Apesar de tudo, Marluce sabia que poderia eventualmente integrar o Corpo de Baile do Teatro Municipal de sua cidade, por estar entre as quatro melhores alunas da sua academia. Quando havia necessidade de bailarinos para participar das óperas, o diretor do corpo de baile recrutava os melhores alunos das academias com as quais mantinha contactos mais freqüentes. O grupo das melhores alunas da Professora Ingrid era liderado por Eleonora, a preferida da mestra. Marluce achava difícil que ela pudesse ser indicada por entender que Eleonora reunia qualidades bem superiores às suas. O que era reforçado pela atenção, privilégios e carinho com que a melhor aluna era tratada pela professora. Esse tratamento diferenciado não a preocupava ou aborrecia. Talvez por achar que Eleonora fizesse-o por merecer. Estranhamente isso a estimulava a se dedicar mais intensamente às aulas e aos ensaios, talvez por não ter a responsabilidade de se preocupar com os holofotes, no dever de representar da melhor maneira possível o nome da academia. Essa preocupação deixava-a com seus pais, que não escondiam o desejo de vê-la integrando o Corpo de Baile do Teatro Municipal em caráter permanente. Viviam dizendo que a profissão de bailarino, reconhecida e regulamentada por lei (sabiam de cor o número da lei e a data da sua promulgação), faziam dos profissionais da dança uma categoria destinada a contribuir para o desenvolvimento cultural do país.
Essa posição de seus pais confortava-a. Mas não seria o fator determinante na sua dedicação ao balé. Marluce havia há muito introjetado a idéia de que a dança era como um alimento que a ajudava a viver. Sentia-se solta, livre, leve para transitar com facilidade pelos árduos penhascos, ladeiras e subidas, campos macios ou estradas esburacadas, chão de tristezas ou de efêmeras alegrias em que se tornam de repente muitos momentos de nossas vidas. A dança representava para ela um elixir de poderoso conteúdo moral, capaz, ao final de uma sessão, de curá-la de um estado emocional comprovadamente depressivo. Ou de recarregar-lhe os neurônios de um potencial afrodisíaco, predispondo-a ao sabor de experiências sensoriais ou sensuais de surpreendente vigor. De um modo geral reservadas para o refúgio solitário de seu quarto, à hora de dormir. Sob o edredon macio numa noite de inverno.
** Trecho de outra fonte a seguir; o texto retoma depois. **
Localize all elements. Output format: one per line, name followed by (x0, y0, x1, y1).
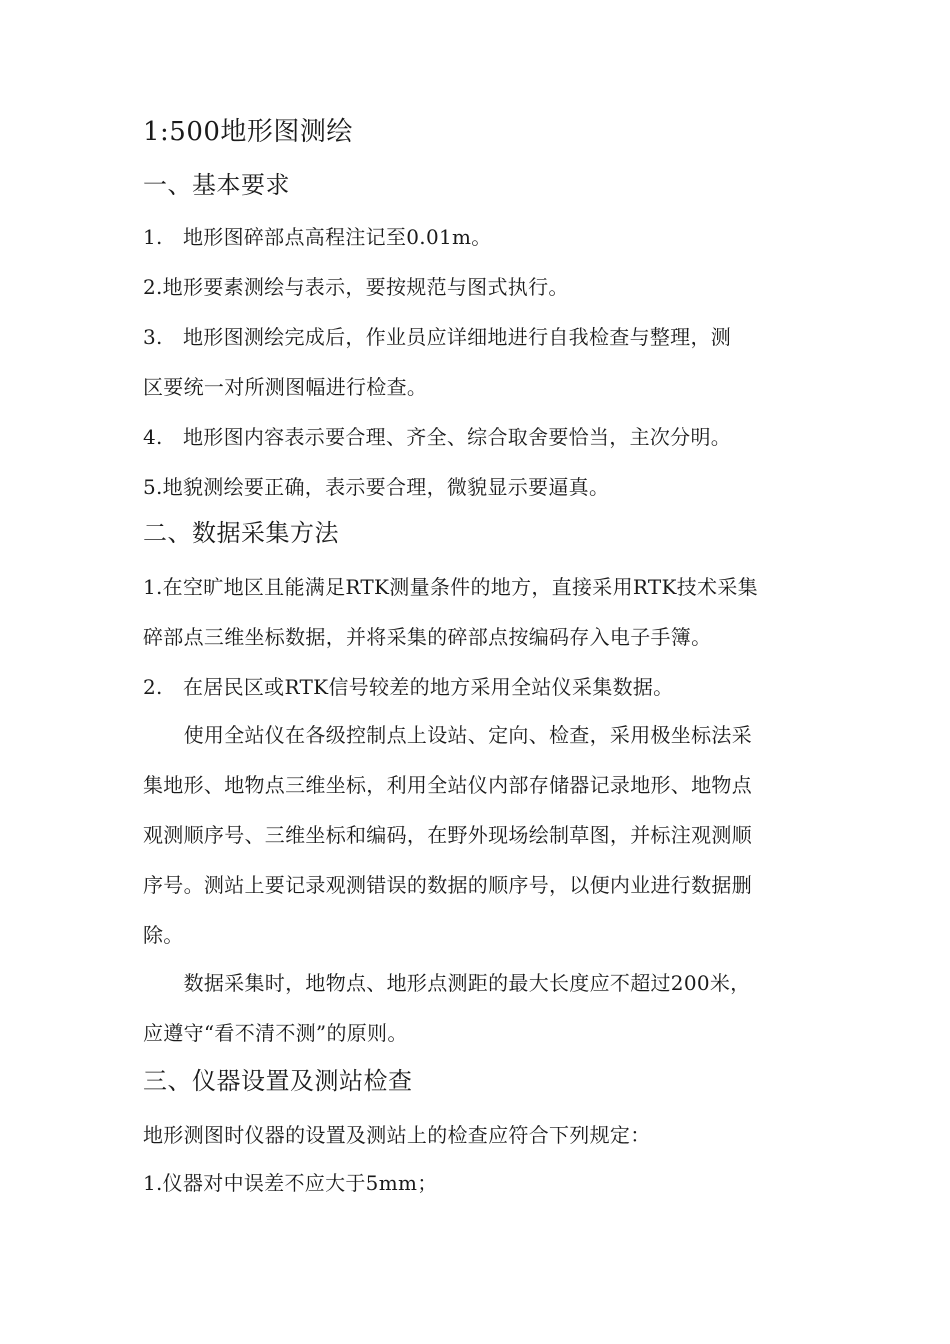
paragraph-line: 集地形、地物点三维坐标，利用全站仪内部存储器记录地形、地物点 (143, 773, 752, 797)
section-heading-instrument-setup: 三、仪器设置及测站检查 (143, 1067, 413, 1095)
paragraph-line: 数据采集时，地物点、地形点测距的最大长度应不超过200米， (143, 971, 751, 995)
paragraph-line: 2.地形要素测绘与表示，要按规范与图式执行。 (143, 275, 569, 299)
paragraph-line: 观测顺序号、三维坐标和编码，在野外现场绘制草图，并标注观测顺 (143, 823, 752, 847)
paragraph-line: 区要统一对所测图幅进行检查。 (143, 375, 428, 399)
paragraph-line: 4. 地形图内容表示要合理、齐全、综合取舍要恰当，主次分明。 (143, 425, 732, 449)
paragraph-line: 应遵守“看不清不测”的原则。 (143, 1021, 408, 1045)
document-title: 1:500地形图测绘 (143, 117, 353, 147)
paragraph-line: 碎部点三维坐标数据，并将采集的碎部点按编码存入电子手簿。 (143, 625, 712, 649)
section-heading-data-collection: 二、数据采集方法 (143, 519, 339, 547)
paragraph-line: 使用全站仪在各级控制点上设站、定向、检查，采用极坐标法采 (143, 723, 752, 747)
paragraph-line: 除。 (143, 923, 184, 947)
paragraph-line: 地形测图时仪器的设置及测站上的检查应符合下列规定： (143, 1123, 651, 1147)
section-heading-basic-requirements: 一、基本要求 (143, 171, 290, 199)
paragraph-line: 3. 地形图测绘完成后，作业员应详细地进行自我检查与整理，测 (143, 325, 732, 349)
paragraph-line: 5.地貌测绘要正确，表示要合理，微貌显示要逼真。 (143, 475, 610, 499)
paragraph-line: 1. 地形图碎部点高程注记至0.01m。 (143, 225, 492, 249)
paragraph-line: 2. 在居民区或RTK信号较差的地方采用全站仪采集数据。 (143, 675, 674, 699)
paragraph-line: 1.在空旷地区且能满足RTK测量条件的地方，直接采用RTK技术采集 (143, 575, 758, 599)
paragraph-line: 1.仪器对中误差不应大于5mm； (143, 1171, 438, 1195)
paragraph-line: 序号。测站上要记录观测错误的数据的顺序号，以便内业进行数据删 (143, 873, 752, 897)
Marluce acompanhava sempre com interesse a evolução da dança, que exigia agora do bailarino um trabalho de corpo e até uma performance teatral, aspectos que considerava importantes, porém secundários em relação ao “culto ao corpo”. Porque este se ligava diretamente ao quadro de ”vida, saúde e energia” proporcionado pela dança e que era o elemento primordial na sua dedicação ao balé.
Para ela não havia preferência por estilos. A dedicação era a mesma, quer se tratasse do estilo clássico, com seus “tutus” e sapatilhas de ponta, ou a dança moderna ou contemporânea, quando as malhas de lycra passaram eventualmente a fazer parte dos figurinos e os pés podiam ser vistos descalços nos palcos. Sentia-se levemente atraída pelos movimentos corporais estranhos à dança clássica e lamentava que a Professora Ingrid não se ativesse mais ao Balé Stagium, como na única vez em que durante um mês detiveram-se na peça “Kuarup”. Achou que a música original das tribos indígenas do Xingu poderia de alguma forma ter algo a ver com o seu estilo de vida.